Why the disparity? Unlike previous work, this new approach relies on images generated by Nvidia's StyleGAN2 instead of photos of real people. It alters multiple facial attributes at a time to produce samples of test images called "transects," which the coauthors quantify with detailed annotations that can be compared with a facial analysis algorithm's predictions in order to measure bias.

The researchers argue transects allow them to predict bias in "new scenarios" while "greatly reducing" ethical and legal challenges. But critics like O'Sullivan take issue with any attempt to improve a technology that could victimize those it identifies. "This research seeks to make facial recognition work better on dark faces, which will in turn be used disproportionately to surveil and incarcerate people with darker skin," she said. "Data bias is only one facet of the problems that exist with facial recognition technology."

Human annotators were recruited through Amazon Mechanical Turk and told to evaluate StyleGAN2-generated images for seven attributes: gender, facial hair, skin color, age, makeup, smiling, hair length, and image fakeness. (Images with a fakeness score above a certain threshold were removed.) Five annotations per attribute were collected for a total of 40 annotations per image, and the researchers report the standard deviation for most was low (near 0.1), indicating "good agreement" between the annotators.

To test their method, the coauthors benchmarked the Pilot Parliaments Benchmark, a database of faces of parliament members from nations around the world created with the goal of balancing gender and skin color.

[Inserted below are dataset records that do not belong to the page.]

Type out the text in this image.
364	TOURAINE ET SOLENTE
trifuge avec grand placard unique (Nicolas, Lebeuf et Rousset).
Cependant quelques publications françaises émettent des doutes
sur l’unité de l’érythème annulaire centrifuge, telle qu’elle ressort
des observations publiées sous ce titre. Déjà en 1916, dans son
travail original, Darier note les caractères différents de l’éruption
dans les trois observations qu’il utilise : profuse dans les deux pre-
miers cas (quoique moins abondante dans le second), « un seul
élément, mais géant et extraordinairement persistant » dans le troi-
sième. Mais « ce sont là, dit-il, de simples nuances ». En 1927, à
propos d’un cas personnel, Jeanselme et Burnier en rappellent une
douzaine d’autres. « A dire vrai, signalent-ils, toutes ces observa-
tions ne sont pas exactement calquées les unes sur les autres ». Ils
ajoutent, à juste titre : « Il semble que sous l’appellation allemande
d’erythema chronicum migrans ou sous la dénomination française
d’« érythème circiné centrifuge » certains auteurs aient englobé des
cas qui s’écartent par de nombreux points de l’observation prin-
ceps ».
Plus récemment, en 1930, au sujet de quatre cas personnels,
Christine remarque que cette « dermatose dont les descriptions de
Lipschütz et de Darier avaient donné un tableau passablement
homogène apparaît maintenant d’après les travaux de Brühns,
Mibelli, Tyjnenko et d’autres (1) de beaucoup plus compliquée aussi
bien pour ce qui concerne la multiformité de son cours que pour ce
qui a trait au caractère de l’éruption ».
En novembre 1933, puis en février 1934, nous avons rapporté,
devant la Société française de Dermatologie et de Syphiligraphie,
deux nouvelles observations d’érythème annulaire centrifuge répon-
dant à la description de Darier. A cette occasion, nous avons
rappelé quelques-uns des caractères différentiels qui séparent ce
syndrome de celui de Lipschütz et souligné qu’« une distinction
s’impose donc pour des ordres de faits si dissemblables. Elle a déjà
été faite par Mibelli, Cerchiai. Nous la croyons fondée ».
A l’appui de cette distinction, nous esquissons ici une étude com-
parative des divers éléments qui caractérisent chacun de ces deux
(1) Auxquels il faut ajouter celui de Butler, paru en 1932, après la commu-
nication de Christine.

They trained two "research-grade" gender classifier models -- one on the publicly available CelebA data set of celebrity faces and the other on FairFace, a face corpus balanced for race, gender, and age -- and used a pretrained StyleGAN2 model to synthesize faces for transects.

After analyzing 5,335 images from the Pilot Parliaments Benchmark for bias, the researchers found skin color to be "not significant" in determining the classifiers' predictive bias. If hair length wasn't controlled for, a bias toward assigning gender on the basis of hair length might be read as a bias concerning dark-skinned women, they said. But in their estimation, skin color had a "negligible" effect compared with a person's facial hair, gender, makeup, hair length, and age.

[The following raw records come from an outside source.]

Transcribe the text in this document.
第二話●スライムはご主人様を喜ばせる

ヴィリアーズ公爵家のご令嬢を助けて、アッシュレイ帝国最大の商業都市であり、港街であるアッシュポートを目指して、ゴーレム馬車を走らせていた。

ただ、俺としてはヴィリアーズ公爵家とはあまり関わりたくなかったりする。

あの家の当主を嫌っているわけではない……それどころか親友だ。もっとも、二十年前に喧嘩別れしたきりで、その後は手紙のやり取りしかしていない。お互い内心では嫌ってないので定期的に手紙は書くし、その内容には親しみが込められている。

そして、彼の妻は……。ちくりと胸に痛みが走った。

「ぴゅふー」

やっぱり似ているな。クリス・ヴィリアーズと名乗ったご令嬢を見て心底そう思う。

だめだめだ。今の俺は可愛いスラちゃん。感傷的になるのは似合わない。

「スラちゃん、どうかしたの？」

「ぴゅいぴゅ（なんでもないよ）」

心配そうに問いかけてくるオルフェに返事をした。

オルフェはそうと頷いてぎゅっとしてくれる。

The researchers admit to flaws in their technique, however. StyleGAN2 often adds facial hair to male faces when it increases hair length on a transect, potentially resulting in lower classifier error rates for males with longer hair. It also tends to add earrings to a transect when it's modifying a dark-skinned face to look female; depending on culture, earrings could affect the presumption of a person's gender. Moreover, many of the generated faces contained visible artifacts that could have affected the classifiers' predictions, which the annotators attempted to eliminate but might have missed.

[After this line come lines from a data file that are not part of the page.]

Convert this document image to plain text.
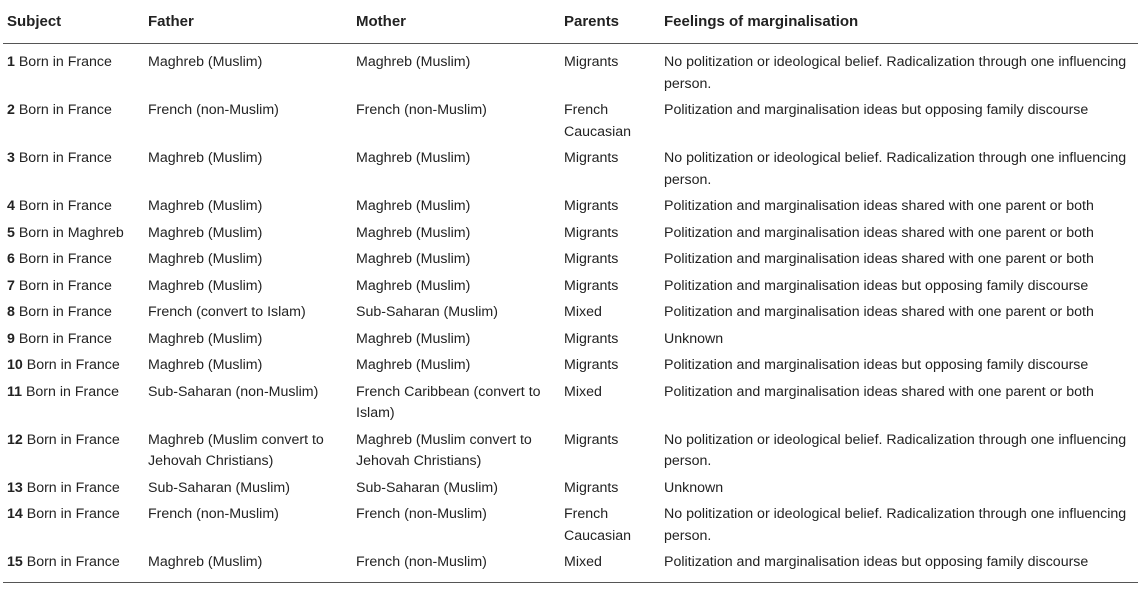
Subject	Father	Mother	Parents	Feelings of marginalisation
1 Born in France	Maghreb (Muslim)	Maghreb (Muslim)	Migrants	No politization or ideological belief. Radicalization through one influencing person.
2 Born in France	French (non-Muslim)	French (non-Muslim)	French Caucasian	Politization and marginalisation ideas but opposing family discourse
3 Born in France	Maghreb (Muslim)	Maghreb (Muslim)	Migrants	No politization or ideological belief. Radicalization through one influencing person.
4 Born in France	Maghreb (Muslim)	Maghreb (Muslim)	Migrants	Politization and marginalisation ideas shared with one parent or both
5 Born in Maghreb	Maghreb (Muslim)	Maghreb (Muslim)	Migrants	Politization and marginalisation ideas shared with one parent or both
6 Born in France	Maghreb (Muslim)	Maghreb (Muslim)	Migrants	Politization and marginalisation ideas shared with one parent or both
7 Born in France	Maghreb (Muslim)	Maghreb (Muslim)	Migrants	Politization and marginalisation ideas but opposing family discourse
8 Born in France	French (convert to Islam)	Sub-Saharan (Muslim)	Mixed	Politization and marginalisation ideas shared with one parent or both
9 Born in France	Maghreb (Muslim)	Maghreb (Muslim)	Migrants	Unknown
10 Born in France	Maghreb (Muslim)	Maghreb (Muslim)	Migrants	Politization and marginalisation ideas but opposing family discourse
11 Born in France	Sub-Saharan (non-Muslim)	French Caribbean (convert to Islam)	Mixed	Politization and marginalisation ideas shared with one parent or both
12 Born in France	Maghreb (Muslim convert to Jehovah Christians)	Maghreb (Muslim convert to Jehovah Christians)	Migrants	No politization or ideological belief. Radicalization through one influencing person.
13 Born in France	Sub-Saharan (Muslim)	Sub-Saharan (Muslim)	Migrants	Unknown
14 Born in France	French (non-Muslim)	French (non-Muslim)	French Caucasian	No politization or ideological belief. Radicalization through one influencing person.
15 Born in France	Maghreb (Muslim)	French (non-Muslim)	Mixed	Politization and marginalisation ideas but opposing family discourse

"The GAN used to create the fake images is guaranteed also to be biased," O'Sullivan said. "You can’t sidestep that question by saying 'our model is only trying to predict human perception of race.' Race is more than just skin color. Whatever data biases exist in the GAN will be transferred into the analysis of new models. If the GAN is creating new faces based on training data of mainly White people, then other facial features that may be more common on Black faces (aside from skin color) will fail to be represented in the fake faces that the GAN generates, meaning the analysis of bias may not be generalizable to the population of real Black people in the world."

Others believe there's a limit to the extent that bias can be mitigated in facial analysis and recognition technologies. (Indeed, facial recognition programs can be wildly inaccurate; in one case, they may be misclassifying people upwards of 96% of the time.) The Association for Computing Machinery (ACM) and American Civil Liberties Union (ACLU) continue to call for moratoriums on all forms of the technology. San Francisco and Oakland in California, as well as Boston and five other Massachusetts communities, have banned police use of facial recognition technology. And after the first wave of recent Black Lives Matter protests in the U.S., companies including Amazon, IBM, and Microsoft halted or ended the sale of facial recognition products.